Welcome to tap class, where ’Tea for Two’ is no longer served
Supertramp’s Breakfast in America blared from the speakers in a basement dance studio in downtown Montreal—Don’t you look at my girlfriend [tap, tap] she’s the only one I got. Fifteen dancers from the 35-strong Klaxson troupe were rehearsing for its fall show, devoted to the music of Supertramp and Queen. Meanwhile, the oeuvre of Nina Simone will be featured in a tap show this September by Rhythm Initiative. “We’re considering Radiohead, the Fugees and Led Zeppelin for future shows,” offered Allison Toffan, who founded the Toronto tap collective in 2011.
Welcome to tap class, where Tea for Two is no longer served. “When the old hoofers started to die off, tap went through a mourning period,” explained Dianne Walker, a legendary Boston-based tap teacher.
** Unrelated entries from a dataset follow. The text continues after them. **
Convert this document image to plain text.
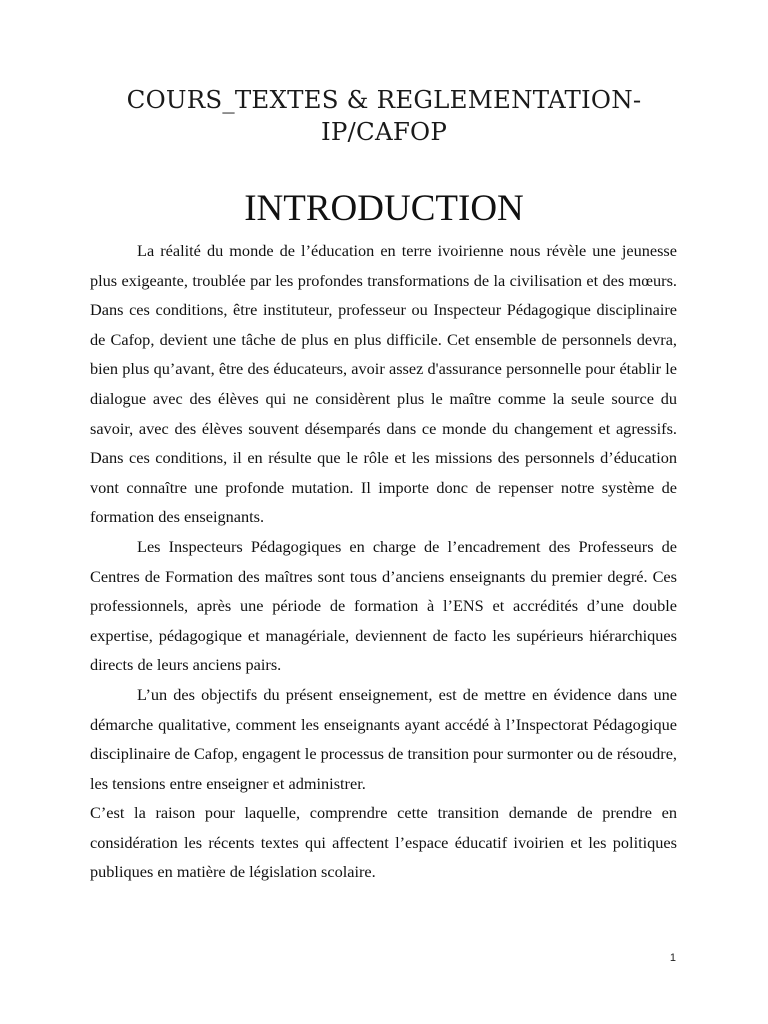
COURS_TEXTES & REGLEMENTATION-
IP/CAFOP
INTRODUCTION

La réalité du monde de l’éducation en terre ivoirienne nous révèle une jeunesse plus exigeante, troublée par les profondes transformations de la civilisation et des mœurs. Dans ces conditions, être instituteur, professeur ou Inspecteur Pédagogique disciplinaire de Cafop, devient une tâche de plus en plus difficile. Cet ensemble de personnels devra, bien plus qu’avant, être des éducateurs, avoir assez d'assurance personnelle pour établir le dialogue avec des élèves qui ne considèrent plus le maître comme la seule source du savoir, avec des élèves souvent désemparés dans ce monde du changement et agressifs. Dans ces conditions, il en résulte que le rôle et les missions des personnels d’éducation vont connaître une profonde mutation. Il importe donc de repenser notre système de formation des enseignants.

Les Inspecteurs Pédagogiques en charge de l’encadrement des Professeurs de Centres de Formation des maîtres sont tous d’anciens enseignants du premier degré. Ces professionnels, après une période de formation à l’ENS et accrédités d’une double expertise, pédagogique et managériale, deviennent de facto les supérieurs hiérarchiques directs de leurs anciens pairs.

L’un des objectifs du présent enseignement, est de mettre en évidence dans une démarche qualitative, comment les enseignants ayant accédé à l’Inspectorat Pédagogique disciplinaire de Cafop, engagent le processus de transition pour surmonter ou de résoudre, les tensions entre enseigner et administrer.

C’est la raison pour laquelle, comprendre cette transition demande de prendre en considération les récents textes qui affectent l’espace éducatif ivoirien et les politiques publiques en matière de législation scolaire.

1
They couldn’t imagine a tap world without old school hoofers Steve Condos and Jimmy Slyde. The general public, meanwhile, had no idea who they were. Notwithstanding a brief resurgence in the 1990s with shows like Tap Dogs, and the hip-hop influenced Bring in ’Da Noise, Bring in ’Da Funk, tap remained, for most of us, the domain of Sammy Davis Jr. movies.
That may be changing. “We’re on the brink of re-establishing tap as a respected art form,” noted Travis Knights, a tap sensation from Montreal who turns heads on the world stage. New tap festivals are springing up around the world, and tap is starting to show up at more mainstream dance and music festivals. And at the forefront of the new resurgence are Canadians. Vancouver’s festival is second only to Chicago’s, the biggest of its kind in the world. Our dancers hold an inordinate number of spots in the world’s few professional tap ensembles like the Tapestry Dance Company in Austin, Texas, and have performed in hit shows like Stomp and Tap Dogs.
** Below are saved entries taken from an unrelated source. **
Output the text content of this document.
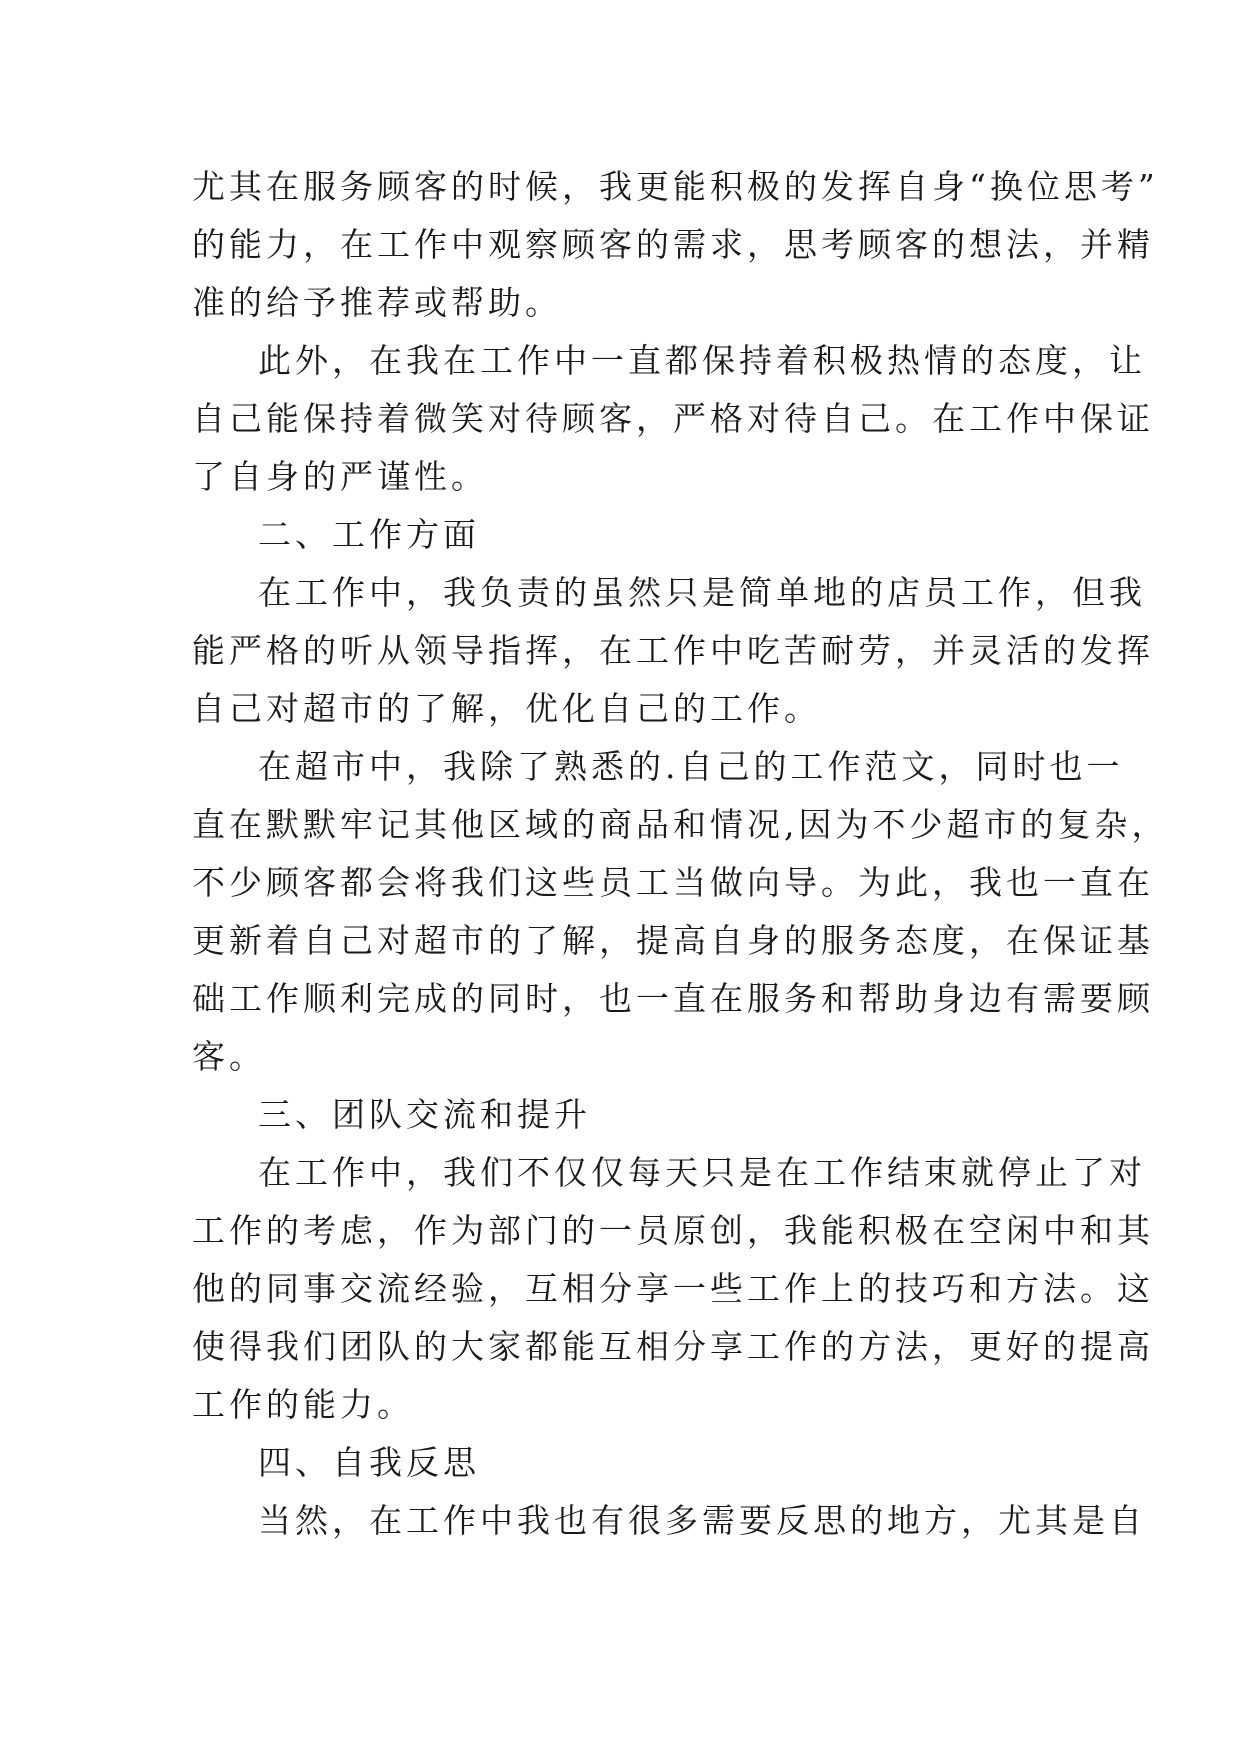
尤其在服务顾客的时候，我更能积极的发挥自身“换位思考”
的能力，在工作中观察顾客的需求，思考顾客的想法，并精
准的给予推荐或帮助。
此外，在我在工作中一直都保持着积极热情的态度，让
自己能保持着微笑对待顾客，严格对待自己。在工作中保证
了自身的严谨性。
二、工作方面
在工作中，我负责的虽然只是简单地的店员工作，但我
能严格的听从领导指挥，在工作中吃苦耐劳，并灵活的发挥
自己对超市的了解，优化自己的工作。
在超市中，我除了熟悉的.自己的工作范文，同时也一
直在默默牢记其他区域的商品和情况,因为不少超市的复杂，
不少顾客都会将我们这些员工当做向导。为此，我也一直在
更新着自己对超市的了解，提高自身的服务态度，在保证基
础工作顺利完成的同时，也一直在服务和帮助身边有需要顾
客。
三、团队交流和提升
在工作中，我们不仅仅每天只是在工作结束就停止了对
工作的考虑，作为部门的一员原创，我能积极在空闲中和其
他的同事交流经验，互相分享一些工作上的技巧和方法。这
使得我们团队的大家都能互相分享工作的方法，更好的提高
工作的能力。
四、自我反思
当然，在工作中我也有很多需要反思的地方，尤其是自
In the past, part of the problem in growing audiences was an antipathy in the tap world between two factions: the showy Broadway style associated with jazz hands, and “hoofing,” the more traditional, so-called rhythmic style associated with Gregory Hines. Bring in ’Da Noise caused a renaissance in tap, said Walker, “but it also split us into two camps: Broadway tap and rhythmic tap.” Now the olive branch has been extended, and the two are putting aside their mutual indifference. Some call the new fusion of styles concert tap, but there’s no consensus. “We’re trying to find a healthy marriage,” said Matthew Shields, a virtuoso from Brantford, Ont., who is creating a much-anticipated show with original songs for the Vancouver International Tap Dance Festival this month. “Let’s face it, Broadway sells tickets.”
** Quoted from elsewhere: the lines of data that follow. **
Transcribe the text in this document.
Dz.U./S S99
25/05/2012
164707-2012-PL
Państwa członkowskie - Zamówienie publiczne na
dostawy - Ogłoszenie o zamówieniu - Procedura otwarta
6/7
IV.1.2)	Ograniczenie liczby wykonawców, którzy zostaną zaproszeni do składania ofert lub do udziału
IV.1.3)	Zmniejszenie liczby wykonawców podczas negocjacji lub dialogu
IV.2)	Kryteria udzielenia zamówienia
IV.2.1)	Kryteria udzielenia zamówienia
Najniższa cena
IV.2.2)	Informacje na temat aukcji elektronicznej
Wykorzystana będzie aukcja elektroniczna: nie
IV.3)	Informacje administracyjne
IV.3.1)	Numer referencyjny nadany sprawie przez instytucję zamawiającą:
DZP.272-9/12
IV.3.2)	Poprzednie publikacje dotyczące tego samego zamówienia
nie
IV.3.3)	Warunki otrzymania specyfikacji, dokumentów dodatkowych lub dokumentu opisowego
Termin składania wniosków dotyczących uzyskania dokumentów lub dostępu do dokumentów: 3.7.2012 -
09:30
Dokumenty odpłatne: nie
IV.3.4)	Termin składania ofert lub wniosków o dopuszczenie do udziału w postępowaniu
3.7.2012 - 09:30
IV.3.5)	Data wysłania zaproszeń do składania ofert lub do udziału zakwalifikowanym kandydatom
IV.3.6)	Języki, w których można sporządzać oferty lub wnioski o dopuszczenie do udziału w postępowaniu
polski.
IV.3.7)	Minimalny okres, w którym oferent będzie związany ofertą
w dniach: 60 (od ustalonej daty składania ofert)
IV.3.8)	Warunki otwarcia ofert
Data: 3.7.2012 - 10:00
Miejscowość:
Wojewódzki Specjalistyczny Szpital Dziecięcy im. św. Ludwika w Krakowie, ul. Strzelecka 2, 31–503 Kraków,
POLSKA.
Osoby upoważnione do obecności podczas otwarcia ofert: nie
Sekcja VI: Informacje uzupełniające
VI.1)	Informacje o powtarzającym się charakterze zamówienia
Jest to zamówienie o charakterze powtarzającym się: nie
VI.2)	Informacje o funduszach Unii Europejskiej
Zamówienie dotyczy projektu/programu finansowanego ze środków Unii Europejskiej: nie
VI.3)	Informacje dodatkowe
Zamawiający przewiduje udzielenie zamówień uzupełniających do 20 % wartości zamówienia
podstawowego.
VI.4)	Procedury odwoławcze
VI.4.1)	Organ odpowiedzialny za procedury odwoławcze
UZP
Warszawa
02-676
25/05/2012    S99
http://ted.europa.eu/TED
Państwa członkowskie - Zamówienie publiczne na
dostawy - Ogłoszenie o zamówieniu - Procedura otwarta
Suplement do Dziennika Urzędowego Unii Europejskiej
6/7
The next challenge is to find some respect for tap within academia. While there are programs for jazz dance and contemporary dance at North American universities, there are few courses in tap. “I’ve been fighting for 15 years, but it’s a hard sell,” said Heather Cornell, a New York-based dancer who is originally from Port Colborne, Ont., and the founder of CanTap, a troupe of rising Canuck stars. Oklahoma City University has some commercial tap, as does Capilano University in B.C., but otherwise, tap is hard to find. “The problem is, we became associated with pure entertainment, not art,” says Cornell.
Rivalries within the wider dance world don’t help. “Modern dance is even more heinous than ballet as a gatekeeper in academia,” laughed Lane Alexander, founder of the Chicago Human Rhythm Project and the Rhythm World Festival in Chicago. Vicki Adams Willis, the co-founder and artistic director of Decidedly Jazz Danceworks in Calgary, would agree. “Academia embraces conceptual dance,” she said, “but tap is inherently a pure dance form about nothing except the person in the moment. It’s very inward.”
Allison Toffan started the tap collective in Toronto, with its weekly jam sessions with tap dancers of all styles, to bring everyone together and challenge that notion of lone-wolf hoofers “woodshedding” in their basements. She is thinking about the music of Billy Joel or Hall and Oates for her next show. “I was considering the music of Queen myself, but it sounds like someone’s already doing it in Montreal. Crazy Little Thing Called Love would be great!”